Over Easy: Feeling overinflated

For the Valley News
Published: 6/24/2022 10:37:06 PM
Modified: 6/24/2022 10:36:48 PM

I’m calling this week’s column Fun With Inflation! We’ll look at why the carpenter ants of the world economic order are chewing through your net worth and what you can do about it.

You can read this column, for starters. Just 800 words (more or less) later, you won’t be any less informed than when you started. Try to match that, mainstream and Conspiracies ’R Us media!

And you can recycle this page when you are finished. I have seen my words and crumpled face in the recycle bin at the Lebanon landfill, amid the extended warranty offers, AARP magazines and Dartmouth Health marketing mailers. (I think they saved money with their recent branding makeover by having the boys in the HVAC shop work up the new logo. Check it out and see what you think.)

But about that inflation thing. You might think you know the root cause, but you’re wrong. Almost nobody knows. Perhaps you blame Joe Biden, Vladimir Putin, the Saudi royal family (getting warmer), Prius owners (cooler), TV weathermen (losing the trail), the guy who mumbles into the drive-in speaker at Taco Bell for $18 an hour (interesting theory) or the notion that nobody wants to work anymore (despite record low unemployment.)

Think of the economy as an over-inflated whoopie cushion. That may sound stupid, but the smart people have failed us, and we are on our own.

Now think of the economy as a global carnival game. You go to the fair and bring home a giant poorly made panda from the Hongzhu Toy, Electronics and Brake Linings factory. You think, why can’t we manufacture poorly made pandas here at home?

Or think of the economy as a mixed metaphor. Maybe we didn’t get our ducks in a row before they hatched. Or we opened Pandora’s Box, and the chickens had already flown the coop. Maybe liberals want their cake served on a silver platter. Conservatives claim it’s too late to put out the fire because the horse has already left the barn. Or would that be a good thing? Who knows?

The fact is that gasoline is about $5 a gallon here in the Upper Valley, which is not, I think you would agree, ideal. It could easily cost us $20 in gas to drive back and forth to Concord, where a couple times a year we poke around a few stores, amble a bit on Main Street and buy a burrito. This makes it in effect a $28 treat, a burrito crisis.

All this is doubly hard for me, because in my youth gas cost as little as 35 cents a gallon. I worked for a time at a filling station, where many drivers ordered a dollar’s worth. The big spenders shelled out $5.

Gas mileage wasn’t a thing yet. Fords and Chevys had trunks so large one could hold four bags of groceries, two spare tires, a golf bag, a lawn chair, a fake Christmas tree, a full set of mechanic’s tools, a couple of bum car batteries, several rickety tire jacks and a rusty spare gas can.

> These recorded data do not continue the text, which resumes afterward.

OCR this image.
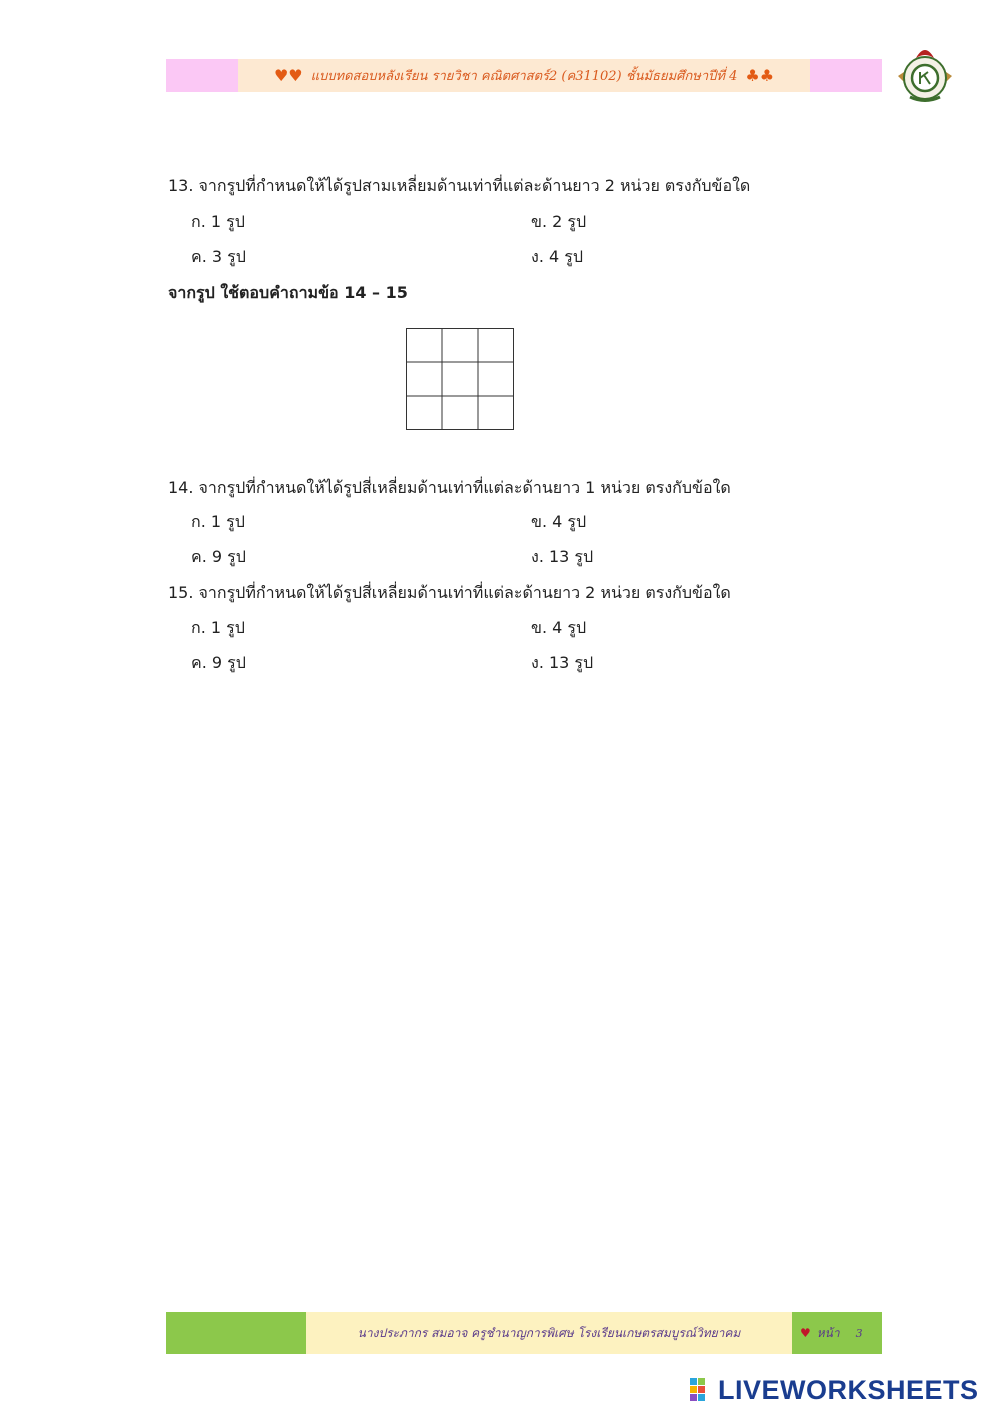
♥♥ แบบทดสอบหลังเรียน รายวิชา คณิตศาสตร์2 (ค31102) ชั้นมัธยมศึกษาปีที่ 4 ♣♣
13. จากรูปที่กำหนดให้ได้รูปสามเหลี่ยมด้านเท่าที่แต่ละด้านยาว 2 หน่วย ตรงกับข้อใด
ก. 1 รูป	ข. 2 รูป
ค. 3 รูป	ง. 4 รูป
จากรูป ใช้ตอบคำถามข้อ 14 – 15
14. จากรูปที่กำหนดให้ได้รูปสี่เหลี่ยมด้านเท่าที่แต่ละด้านยาว 1 หน่วย ตรงกับข้อใด
ก. 1 รูป	ข. 4 รูป
ค. 9 รูป	ง. 13 รูป
15. จากรูปที่กำหนดให้ได้รูปสี่เหลี่ยมด้านเท่าที่แต่ละด้านยาว 2 หน่วย ตรงกับข้อใด
ก. 1 รูป	ข. 4 รูป
ค. 9 รูป	ง. 13 รูป
นางประภากร สมอาจ ครูชำนาญการพิเศษ โรงเรียนเกษตรสมบูรณ์วิทยาคม	♥ หน้า 3
LIVEWORKSHEETS
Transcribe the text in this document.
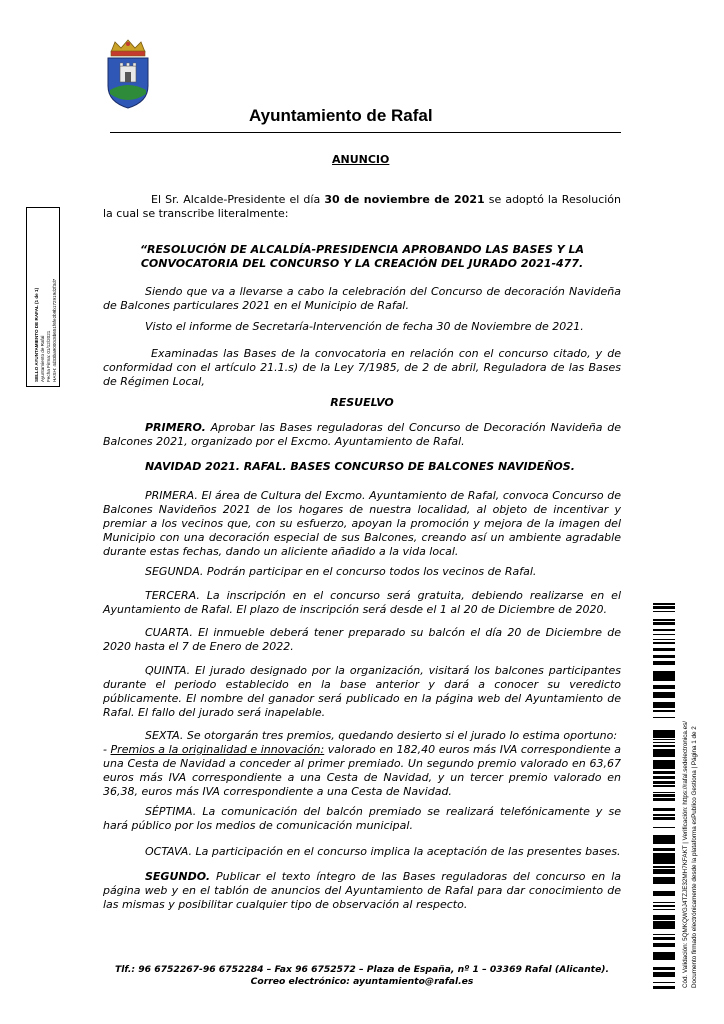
Ayuntamiento de Rafal
ANUNCIO
El Sr. Alcalde-Presidente el día 30 de noviembre de 2021 se adoptó la Resolución la cual se transcribe literalmente:
“RESOLUCIÓN DE ALCALDÍA-PRESIDENCIA APROBANDO LAS BASES Y LA CONVOCATORIA DEL CONCURSO Y LA CREACIÓN DEL JURADO 2021-477.
Siendo que va a llevarse a cabo la celebración del Concurso de decoración Navideña de Balcones particulares 2021 en el Municipio de Rafal.
Visto el informe de Secretaría-Intervención de fecha 30 de Noviembre de 2021.
Examinadas las Bases de la convocatoria en relación con el concurso citado, y de conformidad con el artículo 21.1.s) de la Ley 7/1985, de 2 de abril, Reguladora de las Bases de Régimen Local,
RESUELVO
PRIMERO. Aprobar las Bases reguladoras del Concurso de Decoración Navideña de Balcones 2021, organizado por el Excmo. Ayuntamiento de Rafal.
NAVIDAD 2021. RAFAL. BASES CONCURSO DE BALCONES NAVIDEÑOS.
PRIMERA. El área de Cultura del Excmo. Ayuntamiento de Rafal, convoca Concurso de Balcones Navideños 2021 de los hogares de nuestra localidad, al objeto de incentivar y premiar a los vecinos que, con su esfuerzo, apoyan la promoción y mejora de la imagen del Municipio con una decoración especial de sus Balcones, creando así un ambiente agradable durante estas fechas, dando un aliciente añadido a la vida local.
SEGUNDA. Podrán participar en el concurso todos los vecinos de Rafal.
TERCERA. La inscripción en el concurso será gratuita, debiendo realizarse en el Ayuntamiento de Rafal. El plazo de inscripción será desde el 1 al 20 de Diciembre de 2020.
CUARTA. El inmueble deberá tener preparado su balcón el día 20 de Diciembre de 2020 hasta el 7 de Enero de 2022.
QUINTA. El jurado designado por la organización, visitará los balcones participantes durante el periodo establecido en la base anterior y dará a conocer su veredicto públicamente. El nombre del ganador será publicado en la página web del Ayuntamiento de Rafal. El fallo del jurado será inapelable.
SEXTA. Se otorgarán tres premios, quedando desierto si el jurado lo estima oportuno:
- Premios a la originalidad e innovación: valorado en 182,40 euros más IVA correspondiente a una Cesta de Navidad a conceder al primer premiado. Un segundo premio valorado en 63,67 euros más IVA correspondiente a una Cesta de Navidad, y un tercer premio valorado en 36,38, euros más IVA correspondiente a una Cesta de Navidad.
SÉPTIMA. La comunicación del balcón premiado se realizará telefónicamente y se hará público por los medios de comunicación municipal.
OCTAVA. La participación en el concurso implica la aceptación de las presentes bases.
SEGUNDO. Publicar el texto íntegro de las Bases reguladoras del concurso en la página web y en el tablón de anuncios del Ayuntamiento de Rafal para dar conocimiento de las mismas y posibilitar cualquier tipo de observación al respecto.
Tlf.: 96 6752267-96 6752284 – Fax 96 6752572 – Plaza de España, nº 1 – 03369 Rafal (Alicante). Correo electrónico: ayuntamiento@rafal.es
SELLO AYUNTAMIENTO DE RAFAL (1 de 1) Ayuntamiento de Rafal Fecha Firma: 01/12/2021 HASH: 4d33ba9000c8b651f6fe2b9b172919d2f3d7
Cód. Validación: 5QMKQWGJ4TZJE32MH7KFAKT | Verificación: https://rafal.sedelectronica.es/ Documento firmado electrónicamente desde la plataforma esPublico Gestiona | Página 1 de 2
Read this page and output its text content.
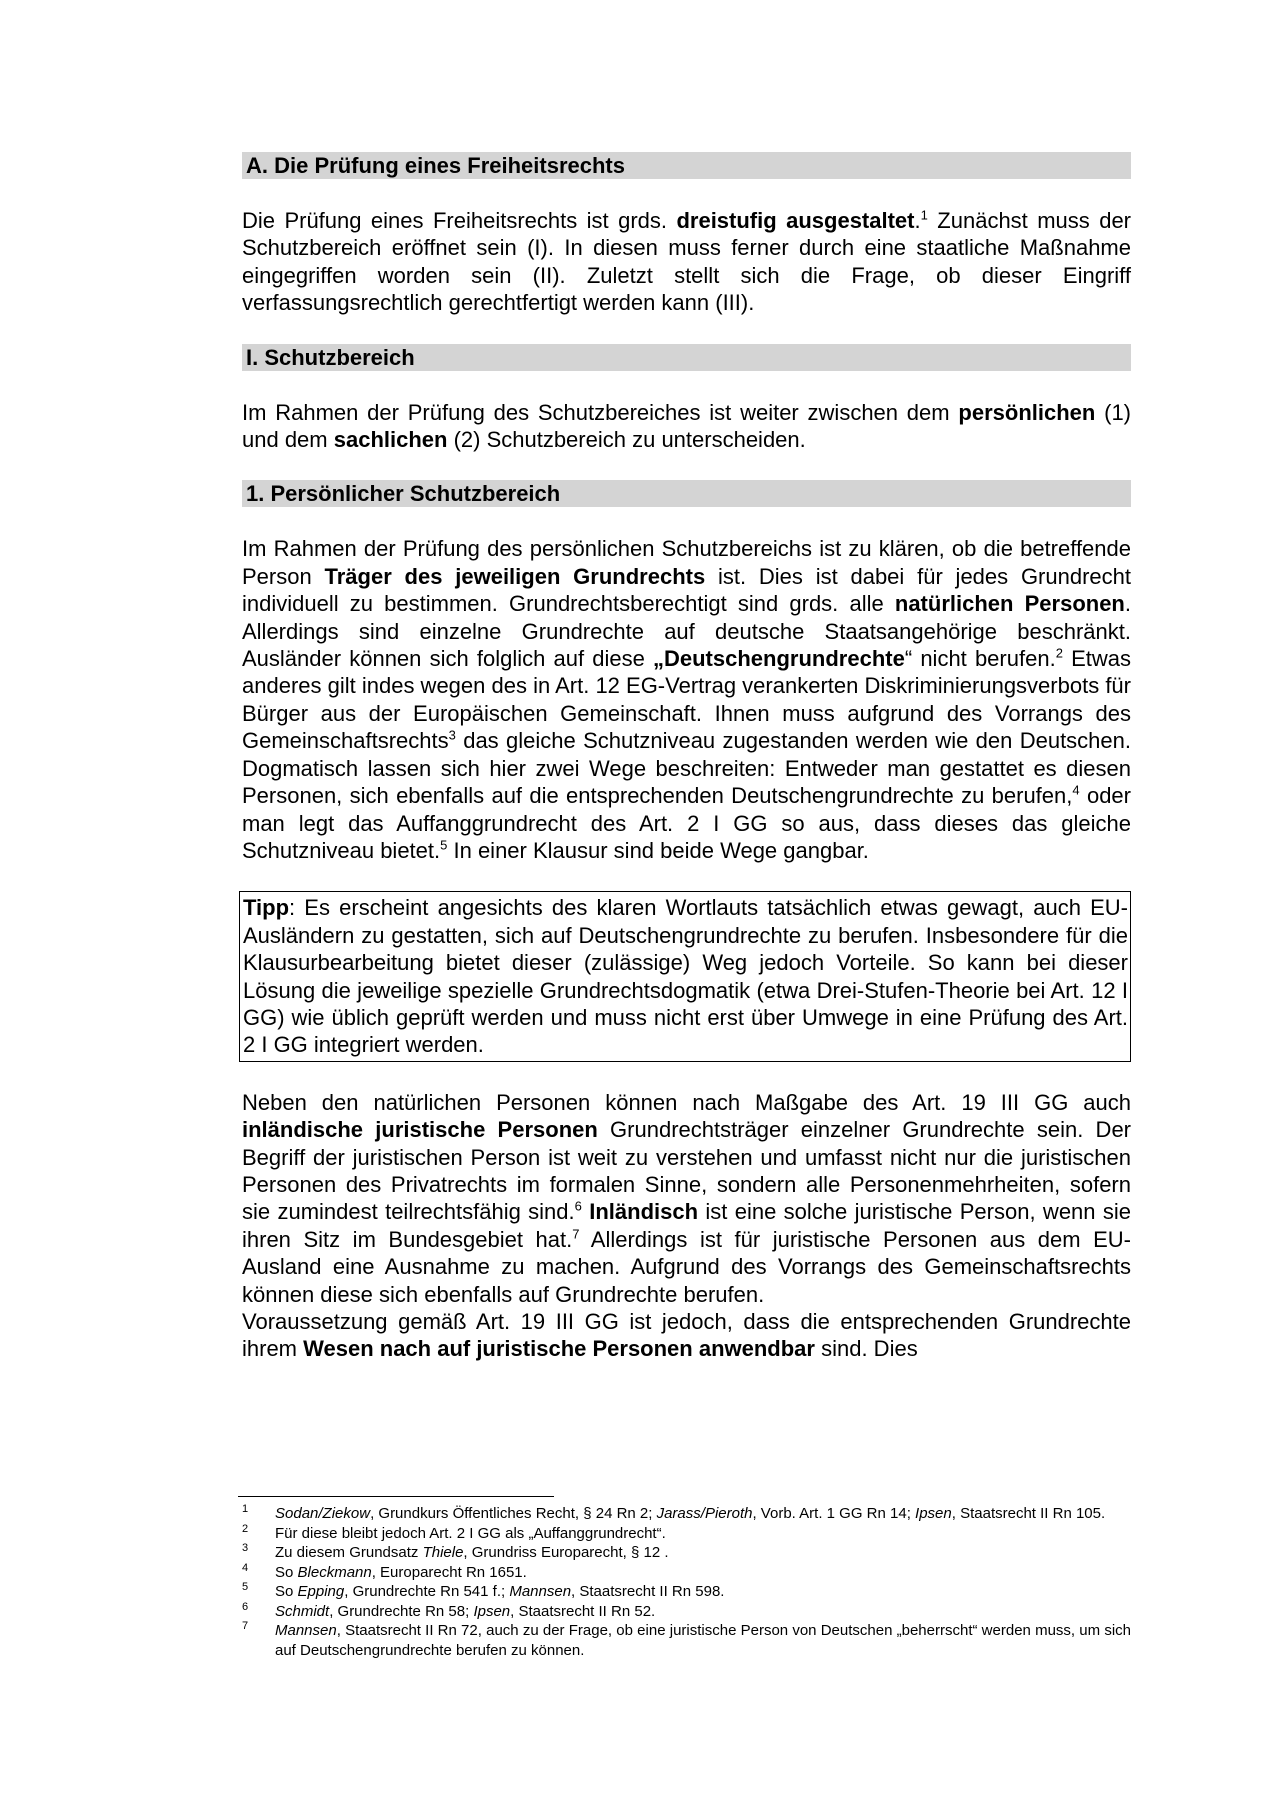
A. Die Prüfung eines Freiheitsrechts

Die Prüfung eines Freiheitsrechts ist grds. dreistufig ausgestaltet.$^1$ Zunächst muss der Schutzbereich eröffnet sein (I). In diesen muss ferner durch eine staatliche Maßnahme eingegriffen worden sein (II). Zuletzt stellt sich die Frage, ob dieser Eingriff verfassungsrechtlich gerechtfertigt werden kann (III).

I. Schutzbereich

Im Rahmen der Prüfung des Schutzbereiches ist weiter zwischen dem persönlichen (1) und dem sachlichen (2) Schutzbereich zu unterscheiden.

1. Persönlicher Schutzbereich

Im Rahmen der Prüfung des persönlichen Schutzbereichs ist zu klären, ob die betreffende Person Träger des jeweiligen Grundrechts ist. Dies ist dabei für jedes Grundrecht individuell zu bestimmen. Grundrechtsberechtigt sind grds. alle natürlichen Personen. Allerdings sind einzelne Grundrechte auf deutsche Staatsangehörige beschränkt. Ausländer können sich folglich auf diese „Deutschengrundrechte“ nicht berufen.$^2$ Etwas anderes gilt indes wegen des in Art. 12 EG-Vertrag verankerten Diskriminierungsverbots für Bürger aus der Europäischen Gemeinschaft. Ihnen muss aufgrund des Vorrangs des Gemeinschaftsrechts$^3$ das gleiche Schutzniveau zugestanden werden wie den Deutschen. Dogmatisch lassen sich hier zwei Wege beschreiten: Entweder man gestattet es diesen Personen, sich ebenfalls auf die entsprechenden Deutschengrundrechte zu berufen,$^4$ oder man legt das Auffanggrundrecht des Art. 2 I GG so aus, dass dieses das gleiche Schutzniveau bietet.$^5$ In einer Klausur sind beide Wege gangbar.

Tipp: Es erscheint angesichts des klaren Wortlauts tatsächlich etwas gewagt, auch EU-Ausländern zu gestatten, sich auf Deutschengrundrechte zu berufen. Insbesondere für die Klausurbearbeitung bietet dieser (zulässige) Weg jedoch Vorteile. So kann bei dieser Lösung die jeweilige spezielle Grundrechtsdogmatik (etwa Drei-Stufen-Theorie bei Art. 12 I GG) wie üblich geprüft werden und muss nicht erst über Umwege in eine Prüfung des Art. 2 I GG integriert werden.

Neben den natürlichen Personen können nach Maßgabe des Art. 19 III GG auch inländische juristische Personen Grundrechtsträger einzelner Grundrechte sein. Der Begriff der juristischen Person ist weit zu verstehen und umfasst nicht nur die juristischen Personen des Privatrechts im formalen Sinne, sondern alle Personenmehrheiten, sofern sie zumindest teilrechtsfähig sind.$^6$ Inländisch ist eine solche juristische Person, wenn sie ihren Sitz im Bundesgebiet hat.$^7$ Allerdings ist für juristische Personen aus dem EU-Ausland eine Ausnahme zu machen. Aufgrund des Vorrangs des Gemeinschaftsrechts können diese sich ebenfalls auf Grundrechte berufen.

Voraussetzung gemäß Art. 19 III GG ist jedoch, dass die entsprechenden Grundrechte ihrem Wesen nach auf juristische Personen anwendbar sind. Dies

1 Sodan/Ziekow, Grundkurs Öffentliches Recht, § 24 Rn 2; Jarass/Pieroth, Vorb. Art. 1 GG Rn 14; Ipsen, Staatsrecht II Rn 105.
2 Für diese bleibt jedoch Art. 2 I GG als „Auffanggrundrecht“.
3 Zu diesem Grundsatz Thiele, Grundriss Europarecht, § 12 .
4 So Bleckmann, Europarecht Rn 1651.
5 So Epping, Grundrechte Rn 541 f.; Mannsen, Staatsrecht II Rn 598.
6 Schmidt, Grundrechte Rn 58; Ipsen, Staatsrecht II Rn 52.
7 Mannsen, Staatsrecht II Rn 72, auch zu der Frage, ob eine juristische Person von Deutschen „beherrscht“ werden muss, um sich auf Deutschengrundrechte berufen zu können.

My coping strategy for gas gouging is reality avoidance. I decide how much I can buy without hurting my psyche and wallet (formerly $25, now $40) and purchase no more than that. If it means more frequent trips to the gas station, so be it. Denial has gotten me pretty far in life, sometimes to interesting places.

Where denial could fail is with heating oil, now well over $5, or double what we might have budgeted. I just read in our own Valley News that Liberty Utilities, which cranks out the electricity that allows me to aimlessly scroll through the internet, wants to double the per-kilowatt price. Is it time to cut back? Is that even possible? I’ll Google it to find out.

To be candid, our household accounts have been in the black the last few years, and the increases shouldn’t really be a problem. Lots of people I know are in the same boat, but they should have kept it to themselves. Someone — the Fed, greedy corporations, the National Tycoon Council or maybe some shadowy figure called “the man” — has caught wind of it, that we have too much money.

They are coming after us, like they always do. No superyachts for the middle class. No second homes in Aspen. No private jet trips to the Claremont Super Walmart.

So what can you do about inflation? Not much. Drive less? Tell your boss you want an 8.9% raise ASAP? Switch over to store-brand bagels? (Try the extra-plain plain ones.)

This ill wind is putting our boots to the fire — and I’m afraid the inflation train has already left the station.